Overview

Depending on your use case, there are multiple ways of installing the GRR server components. Most users will want to install a release deb. The server deb includes client templates that can be downloaded from GRR’s Admin UI after installation.

Alternatively, GRR can be installed from PIP.

You can install also GRR from source as described here. You should then be able to modify GRR code and build your own server/client installers.

GRR components

GRR consists of a client and a few server components.

Whenever GRR server is installed using one of the methods mentioned above, all the server components are installed. This is a simple way to setup smaller GRR server installations: each component will run as a separate server process on the same machine. However, when scaling GRR server to run on multiple machines, each component can exist on its own machine in the data center and run separately.

GRR components are:

Client

The GRR client is not a server component but it comes bundled with GRR server. GRR client is deployed on corporate assets using the usual mechanism for software distribution and updates (e.g. SMS, apt). The client communicates with the front-end server using a HTTP POST requests. GRR client sends and receives GRR messages from the server. All communication with the front end servers is encrypted.

Datastore

The data store acts both as a central storage component for data, and as a communication mechanism for all GRR server components.

Note on the AFF4 datastore deprecation

Starting from the version 3.3.0.0 GRR uses a new datastore format by default - REL_DB. REL_DB is backwards-incompatible with the now-deprecated AFF4 datastore format (even though they both use MySQL as a backend).

Use of AFF4-based deployments is now discouraged. REL_DB is expected to be much more stable and performant.
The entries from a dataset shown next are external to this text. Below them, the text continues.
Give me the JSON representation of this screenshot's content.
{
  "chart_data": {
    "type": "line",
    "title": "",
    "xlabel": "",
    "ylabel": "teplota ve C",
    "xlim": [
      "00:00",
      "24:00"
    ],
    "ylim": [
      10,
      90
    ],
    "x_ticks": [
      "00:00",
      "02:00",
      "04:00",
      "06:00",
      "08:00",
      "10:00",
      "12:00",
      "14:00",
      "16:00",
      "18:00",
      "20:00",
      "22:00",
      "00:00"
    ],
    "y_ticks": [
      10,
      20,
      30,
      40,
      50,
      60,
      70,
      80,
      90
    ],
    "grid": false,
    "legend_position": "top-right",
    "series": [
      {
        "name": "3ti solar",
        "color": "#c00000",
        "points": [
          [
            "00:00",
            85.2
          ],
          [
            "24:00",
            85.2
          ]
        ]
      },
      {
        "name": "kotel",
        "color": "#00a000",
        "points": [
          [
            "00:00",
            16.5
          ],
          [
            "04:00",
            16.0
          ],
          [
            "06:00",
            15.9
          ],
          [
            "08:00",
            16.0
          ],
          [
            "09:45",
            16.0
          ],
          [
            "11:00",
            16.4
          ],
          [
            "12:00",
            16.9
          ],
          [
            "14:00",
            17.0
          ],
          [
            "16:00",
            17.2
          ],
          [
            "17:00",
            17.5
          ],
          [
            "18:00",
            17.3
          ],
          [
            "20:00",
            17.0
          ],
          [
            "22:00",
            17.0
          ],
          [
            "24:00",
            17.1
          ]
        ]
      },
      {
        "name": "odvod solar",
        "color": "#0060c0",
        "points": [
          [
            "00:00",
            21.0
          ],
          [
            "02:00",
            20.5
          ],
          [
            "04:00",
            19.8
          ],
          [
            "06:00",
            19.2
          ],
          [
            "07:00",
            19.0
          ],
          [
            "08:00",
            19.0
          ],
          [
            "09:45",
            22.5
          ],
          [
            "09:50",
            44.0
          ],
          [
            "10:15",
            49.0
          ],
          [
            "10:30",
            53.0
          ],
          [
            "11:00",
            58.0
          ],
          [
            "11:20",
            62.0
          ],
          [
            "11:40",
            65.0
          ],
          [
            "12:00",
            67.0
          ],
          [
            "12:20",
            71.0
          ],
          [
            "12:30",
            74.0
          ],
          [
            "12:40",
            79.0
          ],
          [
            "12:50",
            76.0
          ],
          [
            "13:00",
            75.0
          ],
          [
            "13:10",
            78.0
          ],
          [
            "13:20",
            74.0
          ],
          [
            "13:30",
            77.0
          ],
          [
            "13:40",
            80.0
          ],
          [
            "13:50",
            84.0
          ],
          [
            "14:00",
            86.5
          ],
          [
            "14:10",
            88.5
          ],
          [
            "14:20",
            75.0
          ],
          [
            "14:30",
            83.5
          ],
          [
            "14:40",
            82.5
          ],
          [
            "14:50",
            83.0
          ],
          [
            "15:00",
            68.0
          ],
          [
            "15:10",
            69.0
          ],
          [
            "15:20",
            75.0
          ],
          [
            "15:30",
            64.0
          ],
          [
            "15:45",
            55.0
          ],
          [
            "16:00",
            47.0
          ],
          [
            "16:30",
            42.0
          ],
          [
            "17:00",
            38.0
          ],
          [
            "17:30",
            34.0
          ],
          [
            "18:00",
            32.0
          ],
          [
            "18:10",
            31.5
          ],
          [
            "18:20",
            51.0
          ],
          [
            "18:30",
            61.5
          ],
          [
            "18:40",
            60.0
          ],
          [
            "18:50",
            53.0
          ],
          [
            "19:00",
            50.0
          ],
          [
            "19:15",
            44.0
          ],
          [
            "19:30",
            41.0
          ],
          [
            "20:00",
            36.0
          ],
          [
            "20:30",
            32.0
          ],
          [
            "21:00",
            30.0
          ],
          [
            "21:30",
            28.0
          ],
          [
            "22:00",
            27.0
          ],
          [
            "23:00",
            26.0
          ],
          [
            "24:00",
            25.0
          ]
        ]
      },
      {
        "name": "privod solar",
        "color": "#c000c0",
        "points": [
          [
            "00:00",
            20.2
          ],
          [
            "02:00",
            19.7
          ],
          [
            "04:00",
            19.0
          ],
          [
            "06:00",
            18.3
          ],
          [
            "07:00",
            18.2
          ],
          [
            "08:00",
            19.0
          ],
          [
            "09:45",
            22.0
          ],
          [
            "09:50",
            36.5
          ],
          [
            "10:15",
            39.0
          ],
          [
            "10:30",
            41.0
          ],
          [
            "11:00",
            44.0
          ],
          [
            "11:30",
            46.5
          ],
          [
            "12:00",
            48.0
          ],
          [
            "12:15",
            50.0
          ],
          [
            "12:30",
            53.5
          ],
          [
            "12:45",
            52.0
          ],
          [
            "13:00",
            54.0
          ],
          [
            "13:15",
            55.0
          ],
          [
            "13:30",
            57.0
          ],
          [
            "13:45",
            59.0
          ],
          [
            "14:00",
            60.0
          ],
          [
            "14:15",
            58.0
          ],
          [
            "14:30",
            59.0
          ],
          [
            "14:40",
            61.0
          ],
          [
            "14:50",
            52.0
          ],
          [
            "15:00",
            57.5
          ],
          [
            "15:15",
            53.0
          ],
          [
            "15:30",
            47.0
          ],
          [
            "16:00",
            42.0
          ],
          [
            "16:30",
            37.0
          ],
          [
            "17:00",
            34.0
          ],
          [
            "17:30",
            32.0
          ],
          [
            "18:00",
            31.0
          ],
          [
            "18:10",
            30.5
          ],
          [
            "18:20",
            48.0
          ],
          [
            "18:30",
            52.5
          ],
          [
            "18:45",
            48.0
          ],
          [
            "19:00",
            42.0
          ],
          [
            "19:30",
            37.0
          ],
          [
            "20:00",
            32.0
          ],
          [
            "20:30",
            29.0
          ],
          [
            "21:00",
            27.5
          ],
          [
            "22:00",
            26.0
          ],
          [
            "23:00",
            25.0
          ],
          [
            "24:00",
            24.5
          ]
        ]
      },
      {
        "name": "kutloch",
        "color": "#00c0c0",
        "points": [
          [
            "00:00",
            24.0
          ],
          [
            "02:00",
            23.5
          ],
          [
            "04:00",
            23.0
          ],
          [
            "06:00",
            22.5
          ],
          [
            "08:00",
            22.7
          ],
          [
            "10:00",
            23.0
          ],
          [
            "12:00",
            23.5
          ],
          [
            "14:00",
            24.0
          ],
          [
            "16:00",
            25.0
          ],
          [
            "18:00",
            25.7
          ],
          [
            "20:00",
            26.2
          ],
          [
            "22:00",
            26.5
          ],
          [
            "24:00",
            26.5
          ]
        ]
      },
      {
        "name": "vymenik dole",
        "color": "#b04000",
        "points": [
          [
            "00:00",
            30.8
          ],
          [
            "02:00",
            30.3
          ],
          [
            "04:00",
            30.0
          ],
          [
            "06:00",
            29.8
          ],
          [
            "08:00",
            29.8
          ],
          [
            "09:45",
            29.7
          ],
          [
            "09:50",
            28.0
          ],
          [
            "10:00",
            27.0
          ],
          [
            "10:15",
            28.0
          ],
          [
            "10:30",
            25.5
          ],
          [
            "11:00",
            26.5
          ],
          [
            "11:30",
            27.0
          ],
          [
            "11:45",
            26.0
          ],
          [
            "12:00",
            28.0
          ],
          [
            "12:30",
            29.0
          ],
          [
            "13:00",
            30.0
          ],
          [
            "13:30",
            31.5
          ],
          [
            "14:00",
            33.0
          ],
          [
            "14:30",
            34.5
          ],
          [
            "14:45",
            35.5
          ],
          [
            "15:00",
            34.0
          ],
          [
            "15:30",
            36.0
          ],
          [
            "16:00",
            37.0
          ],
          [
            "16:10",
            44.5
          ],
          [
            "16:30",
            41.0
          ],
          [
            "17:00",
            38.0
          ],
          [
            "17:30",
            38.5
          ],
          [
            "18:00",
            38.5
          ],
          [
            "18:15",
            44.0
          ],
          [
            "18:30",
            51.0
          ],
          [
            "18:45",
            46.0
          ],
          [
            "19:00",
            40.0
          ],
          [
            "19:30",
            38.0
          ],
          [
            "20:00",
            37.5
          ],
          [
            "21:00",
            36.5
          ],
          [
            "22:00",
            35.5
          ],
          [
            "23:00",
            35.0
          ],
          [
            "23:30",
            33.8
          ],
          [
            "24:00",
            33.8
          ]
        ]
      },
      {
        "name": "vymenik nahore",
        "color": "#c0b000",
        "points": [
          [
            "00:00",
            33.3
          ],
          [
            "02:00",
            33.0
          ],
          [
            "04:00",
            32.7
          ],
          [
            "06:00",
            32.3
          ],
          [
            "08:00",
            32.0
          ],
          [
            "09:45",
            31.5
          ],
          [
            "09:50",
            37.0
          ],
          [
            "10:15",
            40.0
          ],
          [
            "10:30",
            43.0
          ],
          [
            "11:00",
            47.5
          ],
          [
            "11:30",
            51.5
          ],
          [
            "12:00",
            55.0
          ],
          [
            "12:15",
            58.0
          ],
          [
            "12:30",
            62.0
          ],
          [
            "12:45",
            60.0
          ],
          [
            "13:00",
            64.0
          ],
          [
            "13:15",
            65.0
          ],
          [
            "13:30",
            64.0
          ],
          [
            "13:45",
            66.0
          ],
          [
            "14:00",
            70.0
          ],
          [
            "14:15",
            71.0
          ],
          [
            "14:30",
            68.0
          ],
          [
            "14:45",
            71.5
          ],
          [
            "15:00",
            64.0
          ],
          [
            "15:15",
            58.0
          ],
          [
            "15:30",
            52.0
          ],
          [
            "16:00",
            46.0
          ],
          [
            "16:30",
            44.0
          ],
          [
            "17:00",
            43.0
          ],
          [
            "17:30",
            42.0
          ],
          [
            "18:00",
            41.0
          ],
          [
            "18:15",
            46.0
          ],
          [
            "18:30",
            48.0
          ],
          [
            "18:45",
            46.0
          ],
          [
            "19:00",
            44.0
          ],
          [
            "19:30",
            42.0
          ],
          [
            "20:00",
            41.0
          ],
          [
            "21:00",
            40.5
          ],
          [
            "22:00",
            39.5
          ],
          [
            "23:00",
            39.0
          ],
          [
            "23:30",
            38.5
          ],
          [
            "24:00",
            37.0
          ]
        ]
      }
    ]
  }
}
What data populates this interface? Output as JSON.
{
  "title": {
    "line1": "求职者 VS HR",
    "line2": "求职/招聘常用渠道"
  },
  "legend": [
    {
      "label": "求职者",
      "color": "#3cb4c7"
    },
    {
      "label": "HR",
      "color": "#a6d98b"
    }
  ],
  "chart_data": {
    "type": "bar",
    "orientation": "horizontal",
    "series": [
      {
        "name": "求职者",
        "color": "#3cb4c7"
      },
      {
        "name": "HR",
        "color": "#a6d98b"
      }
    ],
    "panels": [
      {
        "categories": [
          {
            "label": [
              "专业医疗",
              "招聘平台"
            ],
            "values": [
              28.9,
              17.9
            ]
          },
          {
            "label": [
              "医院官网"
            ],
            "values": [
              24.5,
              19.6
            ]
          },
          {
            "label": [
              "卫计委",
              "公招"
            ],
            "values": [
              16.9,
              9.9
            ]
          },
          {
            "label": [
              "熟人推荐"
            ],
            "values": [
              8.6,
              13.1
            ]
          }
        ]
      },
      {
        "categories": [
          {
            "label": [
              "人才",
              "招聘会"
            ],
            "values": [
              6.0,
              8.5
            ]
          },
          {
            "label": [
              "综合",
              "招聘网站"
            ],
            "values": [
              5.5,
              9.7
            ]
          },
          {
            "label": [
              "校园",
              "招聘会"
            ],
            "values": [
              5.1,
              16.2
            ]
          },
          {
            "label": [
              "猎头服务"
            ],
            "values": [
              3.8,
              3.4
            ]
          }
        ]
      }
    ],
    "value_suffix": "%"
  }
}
Please see these docs if you’re upgrading an older GRR version and would like to try out the new datastore.

Front End Servers

The front end servers’ main task is to decrypt POST requests from the client, un-bundle the contained messages and queue these on the data store. The front end also fetches any messages queued for the client and sends them to the client.

Worker

In order to remain scalable, the front end does not do any processing of data, preferring to offload processing to special worker components. The number of workers can be tuned in response to increased workload. Workers typically check queues in the data stores for responses from the client, process those and re-queue new requests for the clients (See Flows and Queues).

Web UI

GRR Web UI is the central application which enables the incident responder or forensic analyst to interact with the system. It allows for analysis tasks to be queued for the clients, and results of previous stored analysis to be examined. It also acts as an API endpoint: GRR API can be used for automation and integration with other systems.